Dangerous Cost-Savers: Four Items Parents Shouldn't Skimp On

As people continue to feel the pinch of the recession, many parents look to save money by cutting corners. But sometimes, cost cutting can be dangerous. Four things NOT to skimp on: 


When parents of infants dilute their child's formula to make it last longer, this can be quite dangerous. But when parents look to save money by buying the generic brand, this is fine. Likewise, making your own baby food (pureeing fruits and vegetables) is another safe cost-saver.


When parents reuse old, cracked plastic baby bottles, they may have BPA that can leach into the liquid. But hand washing and rack-drying bottles from the start help them age more slowly, avoid cracking, and reduce BPA leaching significantly.

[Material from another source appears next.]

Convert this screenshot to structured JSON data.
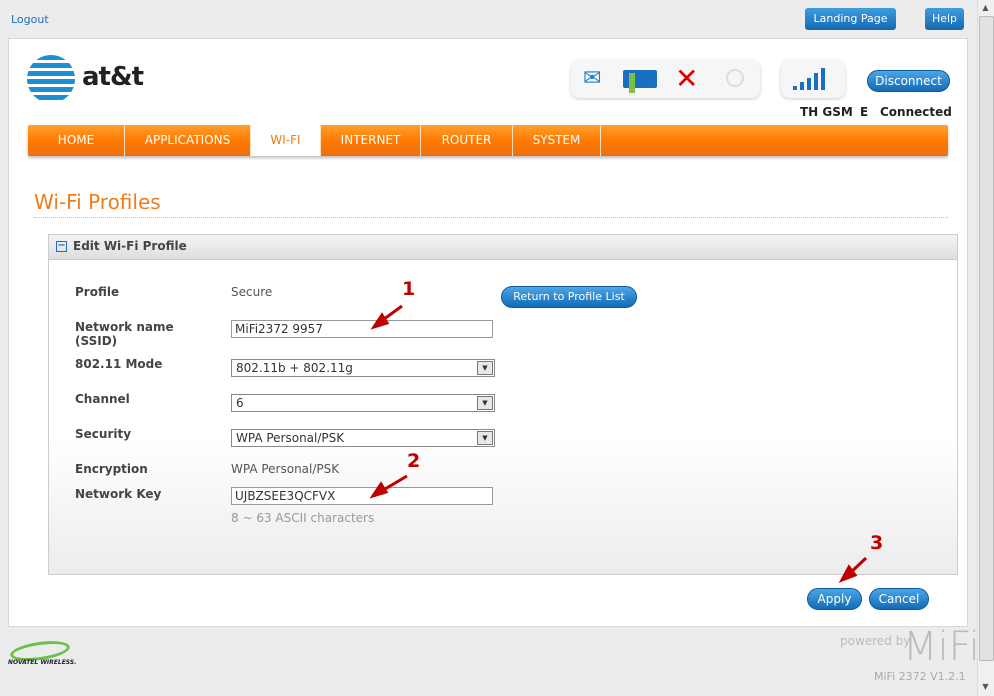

When parents try to use less medicine at a time to treat their child in order to make the medicine last longer, this can be ineffective at best and downright dangerous at worst. There are some medicines that children must take on a daily basis - the doses are often calculated upon weight, and so taking the prescribed amount is important. Even fever reducers work only when you give the appropriate dose-for-weight. Cutting corners by skimping on doses is not a good idea; but buying generic is a reasonable solution. If your doctor didn't write a prescription for a generic medicine, call and ask if it can be changed over.


When your cell phone ear piece breaks, don't just hold the phone up to your ear. There is good data that this is dangerous. Invest in a new earpiece or, if you don't have the money available, use the speaker mode.  Holding the phone up to your head is likely dangerous; keeping some distance between your brain and the antenna of the phone is much safer!